The National Times - Au Festival d'Avignon, les marginaux investissent la Cour d'honneur

Au Festival d'Avignon, les marginaux investissent la Cour d'honneur


Au Festival d'Avignon, les marginaux investissent la Cour d'honneur
Au Festival d'Avignon, les marginaux investissent la Cour d'honneur / Photo: © AFP

SDF, alcooliques ou mères célibataires avaient pris la parole dans "Welfare", un documentaire du réalisateur américain Frederick Wiseman en 1973. Un demi-siècle plus tard, une adaptation scénique leur redonne vie au Festival d'Avignon.

Taille du texte:

Le spectacle d'ouverture à la Cour d'honneur du Palais des papes, lieu emblématique du festival, se glisse dans l'actualité de cette année, marquée par une forte mobilisation contre la réforme des retraites et plus récemment des émeutes sur fond de fractures sociales.

La metteuse en scène de "Welfare", Julie Deliquet, est aussi directrice d'un théâtre situé sur un territoire traversé par les problématiques sociales: le Théâtre Gérard Philipe-Centre dramatique de Saint-Denis.

- Se raconter pour survivre -

"Mettre des marginaux à la Cour d'honneur, des gens qui ont presque tout perdu sauf les mots pour les sauver, c'est le théâtre de la vraie vie", commente la metteuse en scène, rencontrée par l'AFP avant les violences urbaines.

C'est Frederick Wiseman lui-même, qui a tourné des documentaires sur la Comédie-Française, le Ballet de l'Opéra de Paris et le cabaret Crazy Horse, qui l'a approchée il y a trois ans, après avoir vu son travail. Elle avait notamment adapté "Un Conte de Noël" d'Arnaud Desplechin et "Fanny et Alexandre" d'Ingmar Bergman.

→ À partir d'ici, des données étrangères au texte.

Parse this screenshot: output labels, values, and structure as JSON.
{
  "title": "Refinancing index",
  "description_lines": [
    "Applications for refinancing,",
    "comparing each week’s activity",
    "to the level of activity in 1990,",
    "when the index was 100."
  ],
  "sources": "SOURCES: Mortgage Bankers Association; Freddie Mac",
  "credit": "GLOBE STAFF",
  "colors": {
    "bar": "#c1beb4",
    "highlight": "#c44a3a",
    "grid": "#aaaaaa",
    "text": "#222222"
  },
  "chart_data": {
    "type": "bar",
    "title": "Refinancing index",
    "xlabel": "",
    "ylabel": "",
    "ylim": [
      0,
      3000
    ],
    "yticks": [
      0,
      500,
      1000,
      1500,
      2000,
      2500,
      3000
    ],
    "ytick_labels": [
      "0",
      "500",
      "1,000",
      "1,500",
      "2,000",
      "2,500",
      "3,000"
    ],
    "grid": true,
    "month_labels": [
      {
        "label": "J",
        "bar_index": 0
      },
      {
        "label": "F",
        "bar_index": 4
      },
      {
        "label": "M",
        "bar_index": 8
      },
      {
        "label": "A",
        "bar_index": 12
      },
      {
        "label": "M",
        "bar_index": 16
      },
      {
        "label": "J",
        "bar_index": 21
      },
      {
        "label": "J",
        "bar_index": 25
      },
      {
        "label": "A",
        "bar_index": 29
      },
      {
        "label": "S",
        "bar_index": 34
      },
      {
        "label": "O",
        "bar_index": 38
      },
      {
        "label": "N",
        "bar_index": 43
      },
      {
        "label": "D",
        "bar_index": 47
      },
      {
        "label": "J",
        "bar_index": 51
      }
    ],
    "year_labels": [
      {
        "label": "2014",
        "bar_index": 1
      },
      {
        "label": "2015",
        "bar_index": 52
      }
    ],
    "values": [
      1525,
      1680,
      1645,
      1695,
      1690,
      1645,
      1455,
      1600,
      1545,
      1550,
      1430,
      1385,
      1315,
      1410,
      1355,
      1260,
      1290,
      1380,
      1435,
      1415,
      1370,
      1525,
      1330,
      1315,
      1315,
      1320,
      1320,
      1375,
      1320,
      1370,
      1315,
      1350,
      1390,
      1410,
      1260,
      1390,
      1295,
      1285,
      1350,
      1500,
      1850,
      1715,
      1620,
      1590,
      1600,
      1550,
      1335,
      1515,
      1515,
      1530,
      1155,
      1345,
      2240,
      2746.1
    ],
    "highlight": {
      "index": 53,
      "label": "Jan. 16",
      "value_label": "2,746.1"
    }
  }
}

"Il a toujours trouvé qu'il y avait du théâtre dans ses films, particulièrement dans +Welfare+" où l'action se passe dans un centre d'aide sociale à New York dans les années 70, rapporte Julie Deliquet.

"Welfare", qui sort parallèlement en salles en France pour la première fois mercredi, est une sorte de concentré de toutes les misères de monde. On y voit pendant trois heures des personnes au regard hagard, parfois à la rage contenue, qui viennent expliquer leur situation devant des travailleurs sociaux tantôt impassibles, tantôt interloqués face à tant de désespoir.

"Mais on n'est pas dans le misérabilisme ou la morale", nuance Julie Deliquet. "Ce n'est pas manichéen, c'est plus une comédie humaine, une espèce d'agora grecque à l'intérieur d'un centre social".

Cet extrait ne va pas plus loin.